Le moins que l’on puisse dire est que l’école est au centre des débats publics en France. Quelque part on en parle presque trop lorsqu’on voit à quel point les choses restent telles quelles. Parler de l’école, c’est parler d’un double échec : celui de notre incapacité à transmettre un certain nombre de savoirs fondamentaux aux enfants et jeunes gens (taux d’analphabétisme très fort à la sortie du primaire, orthographe désastreuse jusqu’à l’Université, méconnaissance souvent effarante en l’histoire, littérature ou en sciences). Echec aussi à mettre fin aux pratiques des « pédagogistes » défenseurs de théories égalitaristes, utopiques et relativistes que ni les critiquent ni le niveau si désastreux de bien des élèves ne désespèrent.
Le débat sur l’école part néanmoins souvent d’une prémisse implicite fausse selon moi : on peut parler de la refondation ou de l’école sans voir dans ces projets la base d’un véritable projet de société. La première question à se poser n’est pas quelle école nous voulons mais quelle société nous voulons. L’école est en effet le dernier foyer inexpugnable de socialisation, d’éducation et d’instruction dans un société où les communautés traditionnelles (famille, Eglises, armée, patrie) ne sont plus à même de transmettre des valeurs et règles de vie qui permettaient aux individus non seulement d’apprendre à vivre avec les autres mais aussi d’interpréter le monde.
Je pense que l’idéal d’une société ne peut pas être une égalité sociale absolue. Il faudrait plutôt l’existence d’inégalités sociales justes c’est-à-dire fondées sur les différences de mérite et de travail. Il est normal que quelqu’un qui travaille plus, fasse davantage d’efforts obtienne plus de reconnaissance et une meilleure position sociale. Mais ce n’est possible que si les individus ont les mêmes chances au départ. Sinon on entérine les inégalités sociales de départ et ce qui se présente comme une possibilité d’ascension sociale n’est qu’un vaste jeu de dupe. Les inégalités sociales de départ doivent être annulées et compensées tout à la fois dans les écoles au nom de l’égalité des chances qui loin d’être une notion à laquelle on se réfère vaguement dans la rhétorique pédagogique doit redevenir la corollaire de la notion d’effort et la base d’une vision de la société assumée et consciente. Ce que je défends c’est une vision de la société où l’inégalité non pas simplement tolérée comme un mal nécessaire mais comme une source de justice. Ce que je défends c’est une école comme lieu de transmission d’un savoir et de compétence, de développement du goût et du jugement qui serait mise entre autres au service d’une vision claire de la société.
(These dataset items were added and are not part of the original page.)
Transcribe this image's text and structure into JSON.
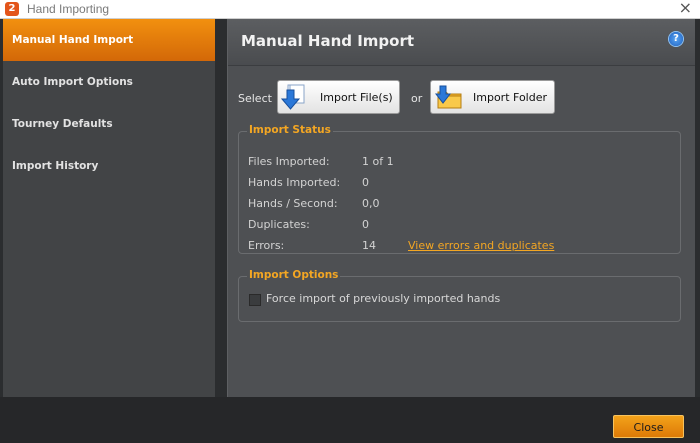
{
  "window": {
    "title": "Hand Importing",
    "app_icon_glyph": "2",
    "close_glyph": "×"
  },
  "sidebar": {
    "items": [
      {
        "label": "Manual Hand Import",
        "active": true
      },
      {
        "label": "Auto Import Options",
        "active": false
      },
      {
        "label": "Tourney Defaults",
        "active": false
      },
      {
        "label": "Import History",
        "active": false
      }
    ]
  },
  "main": {
    "title": "Manual Hand Import",
    "help_glyph": "?",
    "select_label": "Select",
    "or_label": "or",
    "import_files_label": "Import File(s)",
    "import_folder_label": "Import Folder",
    "status": {
      "legend": "Import Status",
      "rows": [
        {
          "label": "Files Imported:",
          "value": "1 of 1"
        },
        {
          "label": "Hands Imported:",
          "value": "0"
        },
        {
          "label": "Hands / Second:",
          "value": "0,0"
        },
        {
          "label": "Duplicates:",
          "value": "0"
        },
        {
          "label": "Errors:",
          "value": "14"
        }
      ],
      "view_errors_link": "View errors and duplicates"
    },
    "options": {
      "legend": "Import Options",
      "force_import_label": "Force import of previously imported hands",
      "force_import_checked": false
    }
  },
  "footer": {
    "close_label": "Close"
  },
  "colors": {
    "accent": "#f3a623",
    "active_nav": "#e8820c",
    "panel": "#4e5053",
    "sidebar": "#424446"
  }
}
Seule une école qui prendrait très au sérieux la notion d’égalité des chances peut être la condition de possibilité d’une société juste.
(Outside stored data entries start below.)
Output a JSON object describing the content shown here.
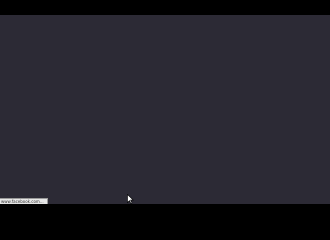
{
  "window": {
    "background_color": "#2c2a35",
    "letterbox_color": "#000000"
  },
  "status_bar": {
    "url": "www.facebook.com..."
  },
  "cursor": {
    "icon": "mouse-pointer-icon"
  }
}
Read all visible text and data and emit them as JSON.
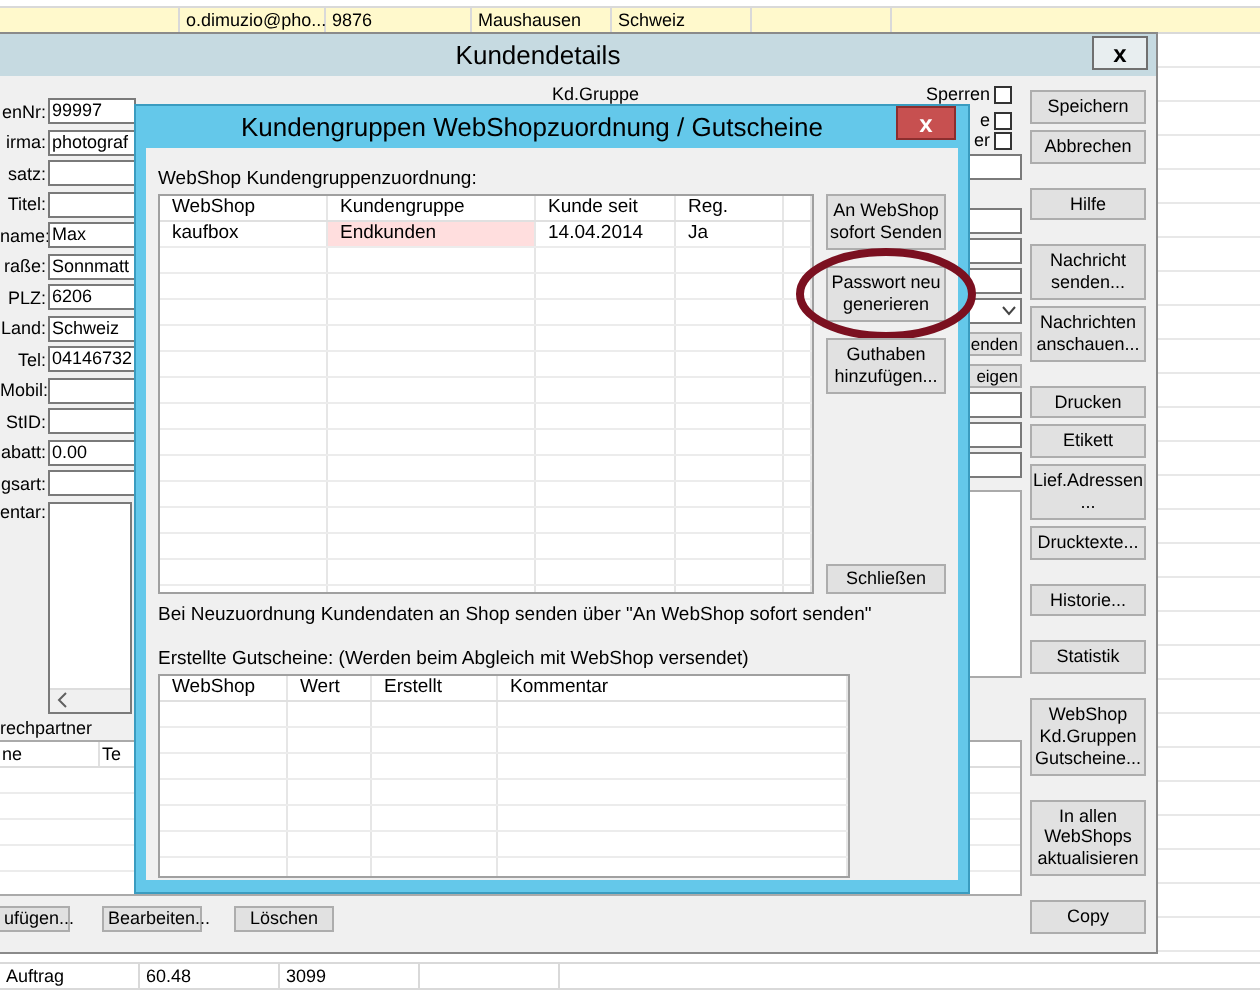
{
  "sheet": {
    "top_rows": [
      {
        "cells": [
          "o.dimuzio@pho...",
          "9876",
          "Maushausen",
          "Schweiz"
        ],
        "selected": true
      }
    ],
    "bottom_rows": [
      {
        "cells": [
          "Auftrag",
          "60.48",
          "3099"
        ],
        "selected": false
      }
    ]
  },
  "customer_window": {
    "title": "Kundendetails",
    "close": "x",
    "fields": [
      {
        "label": "enNr:",
        "value": "99997",
        "kind": "text"
      },
      {
        "label": "irma:",
        "value": "photograf",
        "kind": "text"
      },
      {
        "label": "satz:",
        "kind": "text"
      },
      {
        "label": "Titel:",
        "kind": "text"
      },
      {
        "label": "name:",
        "value": "Max",
        "kind": "text"
      },
      {
        "label": "raße:",
        "value": "Sonnmatt",
        "kind": "text"
      },
      {
        "label": "PLZ:",
        "value": "6206",
        "kind": "text"
      },
      {
        "label": "Land:",
        "value": "Schweiz",
        "kind": "text"
      },
      {
        "label": "Tel:",
        "value": "04146732",
        "kind": "text"
      },
      {
        "label": "Mobil:",
        "kind": "text"
      },
      {
        "label": "StID:",
        "kind": "text"
      },
      {
        "label": "abatt:",
        "value": "0.00",
        "kind": "text"
      },
      {
        "label": "gsart:",
        "kind": "text"
      },
      {
        "label": "entar:",
        "kind": "textarea"
      }
    ],
    "group_label": "Kd.Gruppe",
    "checkboxes": [
      {
        "label": "Sperren",
        "checked": false
      },
      {
        "label": "e",
        "checked": false
      },
      {
        "label": "er",
        "checked": false
      }
    ],
    "side_buttons": [
      "enden",
      "eigen"
    ],
    "button_groups": [
      [
        "Speichern",
        "Abbrechen"
      ],
      [
        "Hilfe"
      ],
      [
        "Nachricht senden...",
        "Nachrichten anschauen..."
      ],
      [
        "Drucken",
        "Etikett",
        "Lief.Adressen ...",
        "Drucktexte..."
      ],
      [
        "Historie..."
      ],
      [
        "Statistik"
      ],
      [
        "WebShop Kd.Gruppen Gutscheine..."
      ],
      [
        "In allen WebShops aktualisieren"
      ],
      [
        "Copy"
      ]
    ],
    "contacts": {
      "tab": "rechpartner",
      "columns": [
        "ne",
        "Te"
      ],
      "buttons": [
        "ufügen...",
        "Bearbeiten...",
        "Löschen"
      ]
    }
  },
  "dialog": {
    "title": "Kundengruppen WebShopzuordnung / Gutscheine",
    "close": "x",
    "assignment_label": "WebShop Kundengruppenzuordnung:",
    "assignment_table": {
      "columns": [
        "WebShop",
        "Kundengruppe",
        "Kunde seit",
        "Reg."
      ],
      "rows": [
        {
          "cells": [
            {
              "text": "kaufbox",
              "highlighted": false
            },
            {
              "text": "Endkunden",
              "highlighted": true
            },
            {
              "text": "14.04.2014",
              "highlighted": false
            },
            {
              "text": "Ja",
              "highlighted": false
            }
          ]
        }
      ]
    },
    "actions": [
      {
        "label": "An WebShop sofort Senden",
        "circled": false
      },
      {
        "label": "Passwort neu generieren",
        "circled": true
      },
      {
        "label": "Guthaben hinzufügen...",
        "circled": false
      }
    ],
    "close_button": "Schließen",
    "note": "Bei Neuzuordnung Kundendaten an Shop senden über \"An WebShop sofort senden\"",
    "vouchers_label": "Erstellte Gutscheine: (Werden beim Abgleich mit WebShop versendet)",
    "vouchers_table": {
      "columns": [
        "WebShop",
        "Wert",
        "Erstellt",
        "Kommentar"
      ]
    }
  }
}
Les inégalités sociales, quant à elles, doivent être annulées au maximum en prenant comme critères de sélection la maîtrise de savoirs et de compétences qui sont indépendants du groupe sociale d’origine. Le livre de Bourdieu et de Passeron « La Reproduction » malgré tous ses défauts et avec lequel je suis en profond désaccord dessine néanmoins ce qu’il ne faut pas faire : prendre comme outil de sélection des élèves un savoir acquis dans le cadre familial ou social d’origine de l’enfant. Dans ce cas, en effet, on ne sélectionne pas les plus méritants mais ce qui ont eu l’heureuse idée de naître là où il fallait. Ceci rend d‘autant plus pertinent la sélection via les matières scientifiques, les Lettres, les langues et l’histoire et non pas par le sport, le dessin, la culture générale ou « la technologie » enseignées dans les Collèges français. Ces dernières matières relèvent en effet de savoirs et de compétences facilement accessibles en dehors de l’Ecole et qui ne fournissent donc en rien des critères satisfaisants de sélection.
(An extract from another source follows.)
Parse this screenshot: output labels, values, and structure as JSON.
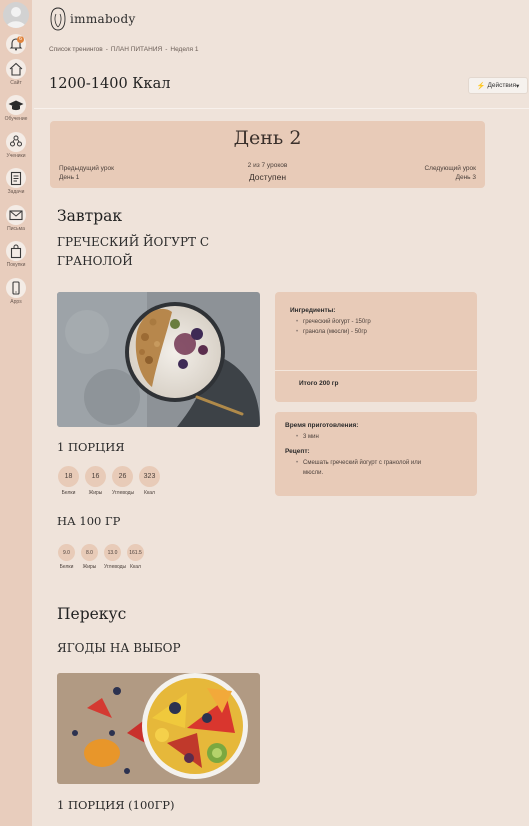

Mais les inégalités de fait doivent être également compensées et c’est ici que les notions de « discrimination positive » a un sens. Elle consiste à vouloir rééquilibrer par des mesures volontaristes tels l’existence de quotas dans les examens d’entrée pour les couches « défavorisées » ou par une « augmentation des moyens » (le grand mot de l’Education nationale française) en faveur de ces mêmes groupes. Ces mesures de « discrimination positive » sont la traduction en fait de la prise de conscience que le principe théorique et philosophique d’égalité des chances est trop abstrait et ne prend pas en compte la réalité sociale. Cette idée me gêne néanmoins quand elle amène à instaurer des quotas. On ne prend alors quelqu’un non en raison des ses capacités mais de son sexe, de sa couleur de peau ou des origines sociales. Ce ne sont plus les mérites de la personne qui compte mais ce qu’elle est. Je défendrais donc la notion de « discrimination positive » sous sa forme la plus faible et comme volonté de « donner plus à ceux qui ont moins ». Il faudrait cependant toute sa consistance à cette idée et identifier tous ceux qui ont moins. Ceux qui ont moins pour des causes liées à la famille, sociologiques et psychologiques. Et ce en dehors de toute grille de lecture idéologique à la différence de bien des sociologues tels Bourdieu et Passeron.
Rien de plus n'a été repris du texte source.